O senador bolsonarista Carlos Portinho, do PL do Rio de Janeiro, enviou à Agência Nacional de Aviação Civil (Anac) e ao Ministério da Infraestrutura uma nota crítica ao modelo de concessão do aeroporto Santos Dumont, no Rio de Janeiro, defendido pelo governo Bolsonaro.
No documento enviado ao diretor-presidente da Anac, Juliano Alcântara, e ao ministério de Tarcísio de Freitas, Portinho se manifestou a favor da concessão, mas fez críticas ao modelo do negócio e pediu uma série de revisões no edital, como forma de salvar o Aeroporto do Galeão, que vem sofrendo com a concorrência do Santos Dumont.
Propôs limitar em oito milhões o número de passageiros do Santos Dumont a partir do primeiro ano de concessão e solicitou o estabelecimento de cláusula de concorrência equilibrada entre o Santos Dumont e o Galeão.
As medidas buscam evitar o esvaziamento do Galeão e evitar o caos que poderia ser causado caso o Santos Dumont, que não tem estrutura, passe a operar da mesma forma que o aeroporto internacional.

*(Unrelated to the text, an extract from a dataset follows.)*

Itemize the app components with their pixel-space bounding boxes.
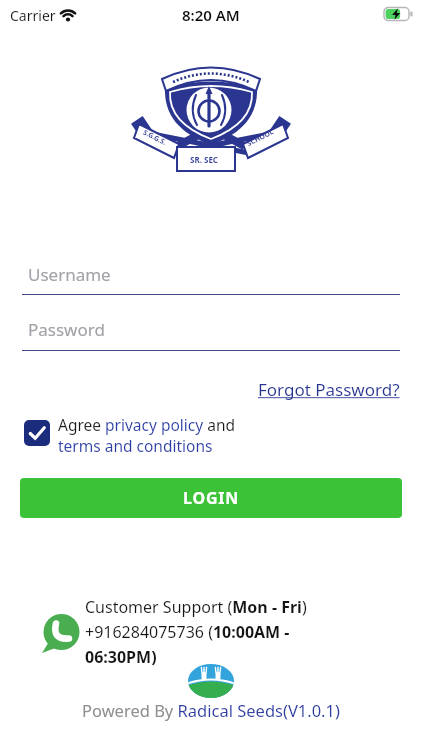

A pedido dos moradores próximos do aeroporto, o senador também solicitou a proibição de voos entre 21h e 7h devido ao barulho.
A coluna procurou a Infraero e o Galeão para se manifestarem sobre as solicitações do senador. As duas preferiram não se manifestar sobre a questão.
Apenas em 2021, o Ministério da Infraestrutura já leiloou 29 aeroportos.